Terri Laxton Brooks

Terri Laxton Brooks was born in Reedsburg, Wisconsin, a small town surrounded by cornfields. Her early efforts at reporting were in high school, where, with her typing teacher’s permission, she created a student newspaper and cajoled friends into distribution.

The first in her family to go to college, she attended the University of Wisconsin in Madison with money from tips she saved from waitressing jobs—first, at the age of thirteen, in the Reedsburg Coffee Shop; and, in college during summer and winter vacations in the nearby village of Rock Springs (population today: 362). There, at a dusty crossroads, the Behnke family owned and ran a popular family restaurant and bar that drew farmers and townsfolk, as well as a sprinkle of tourists.  As they were closing each night, the Behnkes gave food to Terri to take home to her poor and struggling family.

During those years of waitressing, Terri wrote profiles of the local country customers to whom she served deep-fried fish from nearby streams, beef slaughtered up the road, and hand-cut fries. After college, she shocked her mother by leaving Wisconsin for Illinois, where she had a job waiting for her at the Chicago Tribune. At the newspaper, she fought for the right to be a national newsroom reporter--positions  that women were seldom allowed.  She was on the team that won a Pulitzer Prize in Investigative Reporting for its coverage of vote fraud. Despite her advocacy for equal rights for women reporters, little changed and Terri ultimately quit because of sexual harassment and discrimination.

Her marriage to her childhood sweetheart was drifting into divorce when she left Chicago and moved to New York City. From her two-room garden apartment on West 12th Street in Greenwich Village, she wrote and published her first two nonfiction books. Most of her early work was published under the name Terri Schultz.

When New York University invited Terri to teach in the Department of Journalism, she planned to stay one semester but stayed 18 years, remarried, gave birth to her son, received tenure and became Department Chair.
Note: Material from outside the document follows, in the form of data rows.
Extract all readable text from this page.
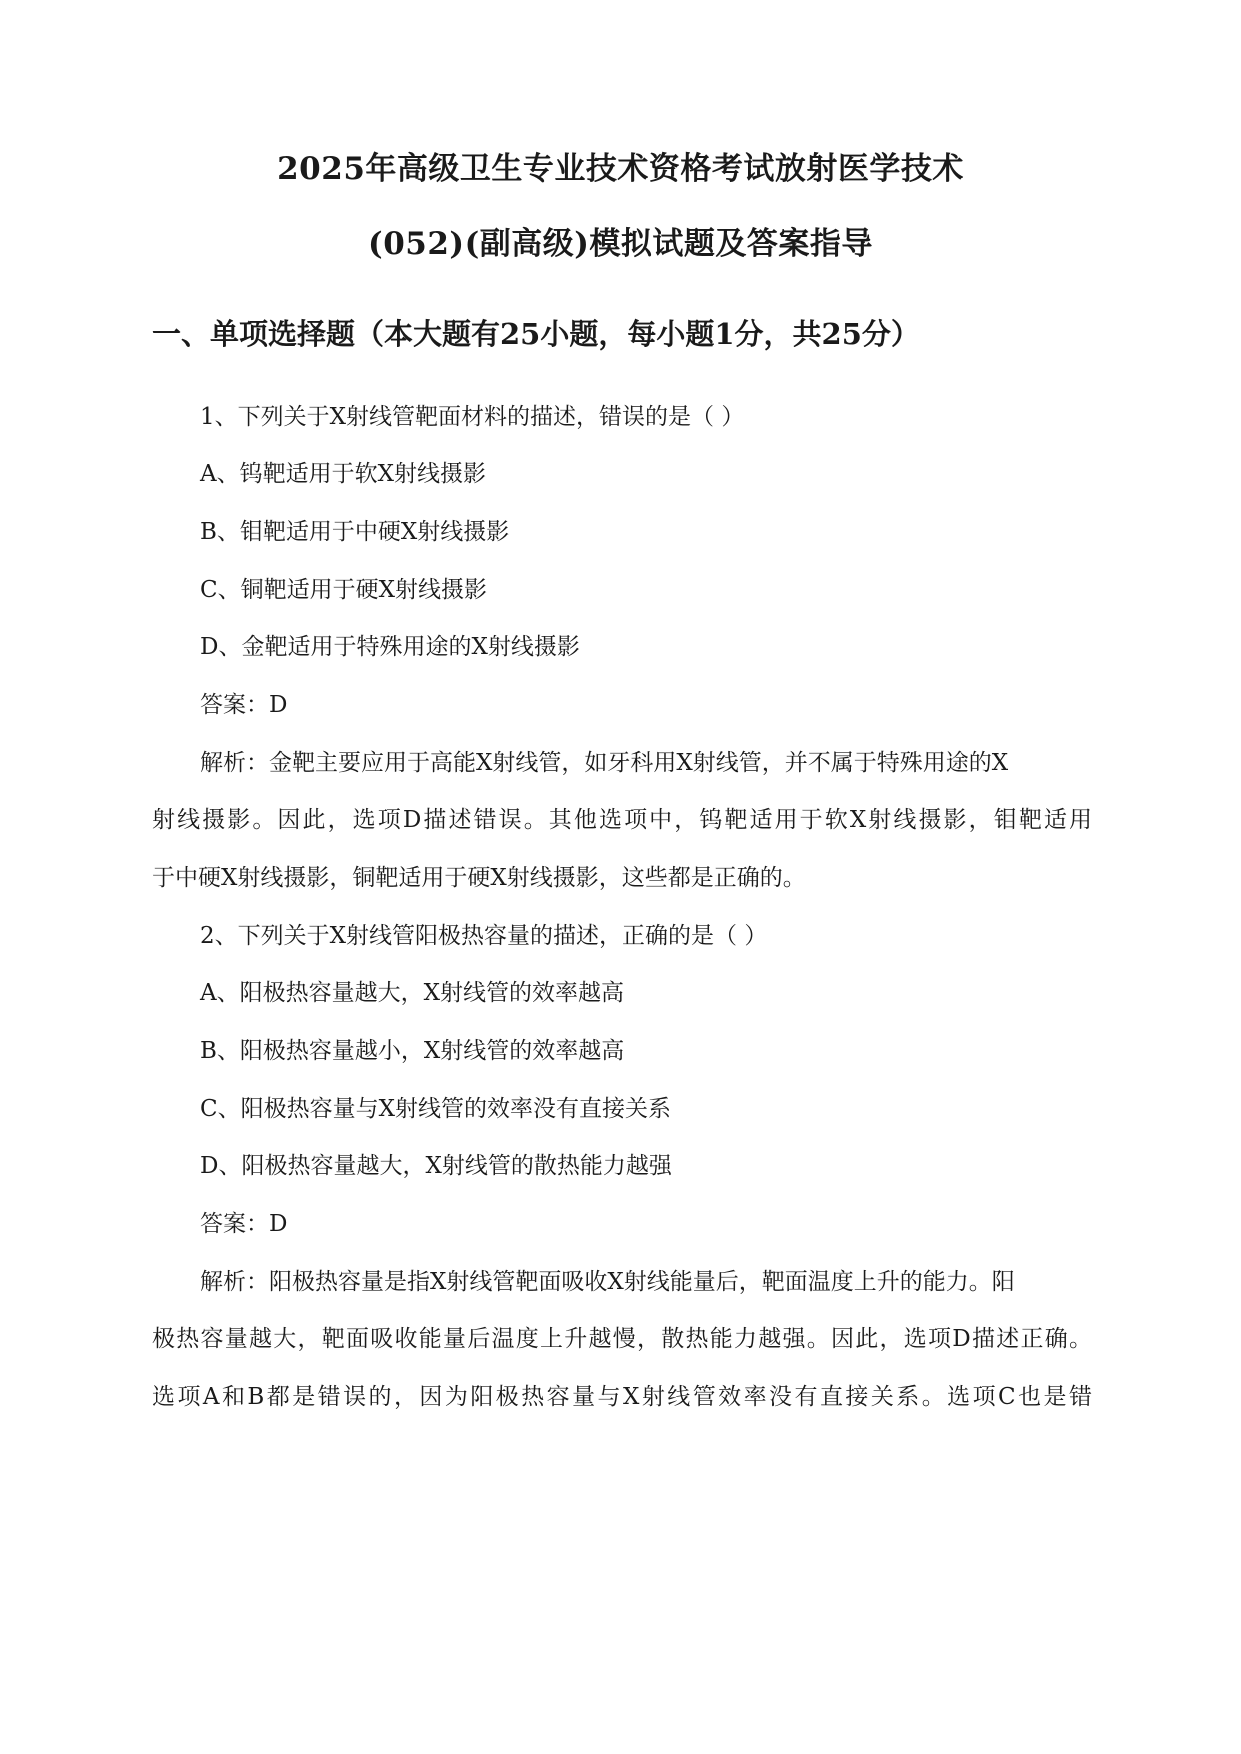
2025年高级卫生专业技术资格考试放射医学技术
(052)(副高级)模拟试题及答案指导
一、单项选择题（本大题有25小题，每小题1分，共25分）
1、下列关于X射线管靶面材料的描述，错误的是（ ）
A、钨靶适用于软X射线摄影
B、钼靶适用于中硬X射线摄影
C、铜靶适用于硬X射线摄影
D、金靶适用于特殊用途的X射线摄影
答案：D
解析：金靶主要应用于高能X射线管，如牙科用X射线管，并不属于特殊用途的X
射线摄影。因此，选项D描述错误。其他选项中，钨靶适用于软X射线摄影，钼靶适用
于中硬X射线摄影，铜靶适用于硬X射线摄影，这些都是正确的。
2、下列关于X射线管阳极热容量的描述，正确的是（ ）
A、阳极热容量越大，X射线管的效率越高
B、阳极热容量越小，X射线管的效率越高
C、阳极热容量与X射线管的效率没有直接关系
D、阳极热容量越大，X射线管的散热能力越强
答案：D
解析：阳极热容量是指X射线管靶面吸收X射线能量后，靶面温度上升的能力。阳
极热容量越大，靶面吸收能量后温度上升越慢，散热能力越强。因此，选项D描述正确。
选项A和B都是错误的，因为阳极热容量与X射线管效率没有直接关系。选项C也是错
During that time she also received a Masters’ degree from St. John’s College Great Books program. Terri was valedictorian speaker at her graduation commencement, where she compared the reporting of Herodotus and Thucydides with modern journalism.

After nearly two decades at her beloved NYU, Terri accepted the position of Dean of the School of Communications at Penn State in Happy Valley. Under Terri’s leadership the struggling young school, part of the College of Arts & Sciences, saw a significant increase in fundraising, student enrollment, faculty diversity, national recognition, and quality of faculty research. With its growth and success it became, before she left, a full-fledged College of its own in the university.

She received a Fulbright to study the press in India, and later served for six years on the Fulbright Board.

Terri spent her Junior Year Abroad at the Université d’Aix-en-Provence. She still speaks French with an accent Provençal.

Of all Terri’s accomplishments, her most treasured is her son.